CWA Canada has been very active in helping Afghan journalists and pushing Canadian authorities to issue humanitarian visas to Afghan media workers at risk. President Martin O’Hanlon tells us how the Canadian union is helping Afghan media workers and their successful stories, but also the main challenges they’ve faced when asking for support from the authorities.
1) Since the Taliban power takeover, how has CWA Canada supported Afghan media workers at risk who needed to flee the country? How many journalists did you help to relocate until now?
In the midst of the Taliban takeover of Kabul in August, I began receiving random emails from Afghan journalists begging for help to escape the country. As the leader of a media union, and as a human being, I felt I had to do all I could to help. I quickly found out that other groups and individual journalists were receiving similar pleas and that Journalists for Human Rights (JHR) was co-ordinating the rescue effort in Canada. I quickly joined the JHR coalition (which is also working with the IFJ) and have been working daily on the effort. That work has involved:
– Daily communication with Afghan journalists or fixers.
– Constantly advocating on behalf of Afghan journalists for visas.
– Providing money to Afghans in need, both directly from JHR and monthly funding by CWA Canada to the two media unions in Afghanistan, ANJU and AIJA.
– Helping arrange visas to Pakistan and other countries and even Afghan passports for at-risk Afghan journalists, and transportation out of Afghanistan.
So far, JHR has moved 189 Afghan journalists and family members out of the country, including 128 to Canada and 61 to Pakistan or other countries. Hundreds more remain stuck in Afghanistan.
2) What were the main challenges you faced when working to relocate Afghan journalists? Were national and international authorities and bureaucracy helpful?
The biggest challenge has always been the difficulty getting visas. Canada and other countries are very slow in approving visas. We still have 61 people in limbo in Pakistan because they can’t get visas to Canada or other countries and this means we have been unable to move more people to Pakistan because the cost of supporting those already there is much higher than expected.
The government process has been frustratingly slow, inefficient, and uncommunicative. And to be frank, it has put lives at risk.

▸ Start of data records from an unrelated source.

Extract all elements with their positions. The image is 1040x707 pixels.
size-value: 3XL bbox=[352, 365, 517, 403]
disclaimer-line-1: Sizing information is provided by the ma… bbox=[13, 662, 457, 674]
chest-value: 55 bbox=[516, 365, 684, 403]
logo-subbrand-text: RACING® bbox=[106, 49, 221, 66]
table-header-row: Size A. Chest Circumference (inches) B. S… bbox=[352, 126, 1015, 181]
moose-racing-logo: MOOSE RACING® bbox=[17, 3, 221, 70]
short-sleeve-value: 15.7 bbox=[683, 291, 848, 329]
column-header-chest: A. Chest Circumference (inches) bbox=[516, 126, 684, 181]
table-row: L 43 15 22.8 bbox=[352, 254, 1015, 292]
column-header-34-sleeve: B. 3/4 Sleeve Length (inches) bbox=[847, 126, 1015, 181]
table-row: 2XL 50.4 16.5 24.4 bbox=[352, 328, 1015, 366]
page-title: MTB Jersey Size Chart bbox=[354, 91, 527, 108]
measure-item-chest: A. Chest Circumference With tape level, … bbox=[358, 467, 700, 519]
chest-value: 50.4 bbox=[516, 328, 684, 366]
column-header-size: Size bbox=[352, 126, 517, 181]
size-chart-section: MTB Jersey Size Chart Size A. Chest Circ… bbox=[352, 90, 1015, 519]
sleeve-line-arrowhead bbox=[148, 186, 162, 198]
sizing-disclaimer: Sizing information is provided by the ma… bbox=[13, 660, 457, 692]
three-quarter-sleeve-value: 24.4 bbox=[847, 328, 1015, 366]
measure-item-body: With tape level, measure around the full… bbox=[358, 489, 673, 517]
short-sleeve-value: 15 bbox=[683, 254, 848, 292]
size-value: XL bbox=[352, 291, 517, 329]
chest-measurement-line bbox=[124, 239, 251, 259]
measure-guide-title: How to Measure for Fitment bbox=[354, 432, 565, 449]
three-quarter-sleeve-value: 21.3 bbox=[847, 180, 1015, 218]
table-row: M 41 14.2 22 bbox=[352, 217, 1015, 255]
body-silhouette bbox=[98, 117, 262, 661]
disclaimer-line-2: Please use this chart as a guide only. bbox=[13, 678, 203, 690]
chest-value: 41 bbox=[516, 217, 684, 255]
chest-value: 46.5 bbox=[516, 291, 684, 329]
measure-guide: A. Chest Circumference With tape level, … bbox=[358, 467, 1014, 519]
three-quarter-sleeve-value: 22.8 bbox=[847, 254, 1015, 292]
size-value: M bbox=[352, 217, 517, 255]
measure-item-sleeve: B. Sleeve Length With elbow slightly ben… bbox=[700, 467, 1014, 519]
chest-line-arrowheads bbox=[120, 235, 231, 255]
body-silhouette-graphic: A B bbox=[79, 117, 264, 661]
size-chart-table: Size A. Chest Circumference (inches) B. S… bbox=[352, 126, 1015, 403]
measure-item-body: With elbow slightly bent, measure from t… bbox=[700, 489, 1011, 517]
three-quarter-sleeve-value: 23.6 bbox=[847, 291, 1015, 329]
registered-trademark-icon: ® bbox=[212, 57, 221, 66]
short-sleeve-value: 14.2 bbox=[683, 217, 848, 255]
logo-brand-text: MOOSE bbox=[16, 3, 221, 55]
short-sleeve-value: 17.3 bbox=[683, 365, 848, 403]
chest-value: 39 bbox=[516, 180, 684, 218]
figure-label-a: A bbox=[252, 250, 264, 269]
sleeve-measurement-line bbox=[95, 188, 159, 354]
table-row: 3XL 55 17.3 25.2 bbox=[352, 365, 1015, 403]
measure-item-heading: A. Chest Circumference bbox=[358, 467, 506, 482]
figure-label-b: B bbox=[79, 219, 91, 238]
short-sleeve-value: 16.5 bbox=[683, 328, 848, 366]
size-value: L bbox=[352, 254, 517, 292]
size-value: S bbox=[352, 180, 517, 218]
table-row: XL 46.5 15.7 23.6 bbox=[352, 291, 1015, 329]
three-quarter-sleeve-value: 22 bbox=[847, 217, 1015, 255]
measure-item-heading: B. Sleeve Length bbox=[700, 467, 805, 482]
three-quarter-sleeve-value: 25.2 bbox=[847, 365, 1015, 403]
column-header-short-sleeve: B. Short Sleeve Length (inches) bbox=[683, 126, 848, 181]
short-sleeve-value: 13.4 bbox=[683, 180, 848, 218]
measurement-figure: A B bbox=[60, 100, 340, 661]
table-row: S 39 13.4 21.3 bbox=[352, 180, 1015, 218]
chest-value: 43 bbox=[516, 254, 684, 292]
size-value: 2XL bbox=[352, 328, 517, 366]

Many who applied to Canada as far back as August have still heard nothing and have not received a file / case number. Every day they are in Afghanistan leaves them in grave danger. The political / bureaucratic process has been a tremendous disappointment and needs to be improved and streamlined urgently.
3) How’s the life of Afghan journalists once they were relocated to Canada? How are you helping them to continue with their personal and professional lives?
Life will be a challenge for most who arrive in Canada, especially those who don’t speak English. The government provides modest funding for a year, but costs are high in Canada, especially for rent. And finding good jobs can be difficult, especially in the media.
We are doing what we can to help, including providing furniture and clothing and financial support when necessary. There are also support organizations, including a vibrant Afghan group in Toronto.
4) What has been the most successful story of solidarity with Afghan journalists you can share with us?
Our first big success story to date was getting Raihan Tamanna and her two young children to Canada. She was very lucky that the government approved a visa for her – many others who applied at the same time have heard nothing. Here is a link to Raihan’s story: CWA Canada, Human Rights Group Help Journalist Escape Afghanistan
5) Any further comments you would like to make?
The Afghan project has become an important part of my job. I communicate with Afghan journalists daily and the JHR coalition has a group call each week in which we compare notes, provide updates, and discuss options in the face of changing government requirements, lack of communication from officials, and painfully slow processing of visa applications.
Everyone must understand the desperate situation many of our colleagues are having to endure. The hardest thing is having to reply to emails daily saying there is nothing we can do to help because we already have hundreds on our list.
The pleas are heart-rending. How do you reply to a message like this when you know you can do nothing to help urgently: “Please time is over it is the final chance please do something for us to enter please please please please please.”
The big thing here for me is the human aspect. These are people, just like us, who have had their world destroyed. They have lost their jobs as journalists, and they must give up everything they have and flee with just the clothes on their backs to save their lives and live a decent life.
Imagine if it was you, or one of your family members. You would do everything you could to help. We’re all sisters and brothers and I feel an overpowering obligation as a human being to help. And I, like many of my colleagues, won’t stop trying until everyone of them is safe.